Succulents thrive in Australia’s temperate regions, so unless frosts are common in your location during the winter, you don’t need to give your succulents any additional care. Perhaps reduce the watering a little bit during winter since succulents don’t require much. It is preferable to cover your succulents with frost cloth if there is a chance of frost.

If your plants are in pots, you can bring them inside during the coldest portions of winter if you live in a Cold Temperate or Alpine zone where the snow can stay on the ground for more than a day (keep them by the brightest window). In these areas, succulents shouldn’t receive excessive watering. Unless your plant is shriveling and pleading for water, once a month will do.

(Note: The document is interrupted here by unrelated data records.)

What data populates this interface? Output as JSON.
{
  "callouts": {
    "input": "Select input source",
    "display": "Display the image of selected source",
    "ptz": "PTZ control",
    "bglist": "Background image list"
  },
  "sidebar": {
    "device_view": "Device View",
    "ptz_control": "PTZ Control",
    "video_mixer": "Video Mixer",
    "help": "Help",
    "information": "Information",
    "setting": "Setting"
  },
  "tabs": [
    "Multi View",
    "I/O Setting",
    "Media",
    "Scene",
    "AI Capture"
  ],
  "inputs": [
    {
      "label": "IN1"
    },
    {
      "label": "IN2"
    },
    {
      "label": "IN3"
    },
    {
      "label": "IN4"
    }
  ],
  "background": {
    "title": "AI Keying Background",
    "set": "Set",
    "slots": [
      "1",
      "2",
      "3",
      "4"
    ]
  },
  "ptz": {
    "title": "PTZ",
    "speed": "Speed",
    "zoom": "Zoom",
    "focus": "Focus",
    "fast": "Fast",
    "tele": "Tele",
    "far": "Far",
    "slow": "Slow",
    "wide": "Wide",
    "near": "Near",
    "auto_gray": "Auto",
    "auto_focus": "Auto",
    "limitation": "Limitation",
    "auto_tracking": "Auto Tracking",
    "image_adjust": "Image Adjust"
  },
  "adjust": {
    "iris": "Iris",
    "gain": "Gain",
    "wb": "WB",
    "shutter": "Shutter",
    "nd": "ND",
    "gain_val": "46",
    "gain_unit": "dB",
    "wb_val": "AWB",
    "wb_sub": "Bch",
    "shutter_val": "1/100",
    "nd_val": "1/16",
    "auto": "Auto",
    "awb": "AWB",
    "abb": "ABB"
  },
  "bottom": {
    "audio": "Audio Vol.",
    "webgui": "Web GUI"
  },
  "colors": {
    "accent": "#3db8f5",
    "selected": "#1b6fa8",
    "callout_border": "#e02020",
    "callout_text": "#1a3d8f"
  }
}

  • Even varieties of succulents that are prone to burning in the summer may tolerate much more sun throughout the winter. The majority of succulents will prefer more light and sunshine during the winter.
  • Keep your succulents that love the sun in as much sun as you can for the finest color. The temperature also affects the color (colder it gets, more colourful your succulents).
  • Only water your succulents if the potting medium or soil is completely dry and the plant exhibits some signs of shriveling.
  • In the winter, many succulents will flower and many Echeverias will have pups, but all of this sensitive growth will draw aphids. Keep a watch out for these little black, green, and brown pests and get rid of them right away because they can harm your plants and kill young plants and puppies.
  • Despite how difficult it may be, resist the urge to spread. Aeoniums, the majority of sedums, sempervivums, and some crassulas will still reproduce well, but it is typically best to wait until spring.
  • According to our observations, the vast majority of succulent plants can thrive outdoors over the winter without assistance down to 0 degrees Celsius. Succulents are liable to freeze and die when the temperature falls below zero.
  • Deep frosts and snow on the ground shouldn’t harm Sempervivums, some Agaves, and some Sedums. Compared to plants in pots, plants in the ground grow more effectively and are more likely to survive frosts.

Here are some links to some fantastic accessories that will aid in keeping your succulents safe from freezing temperatures.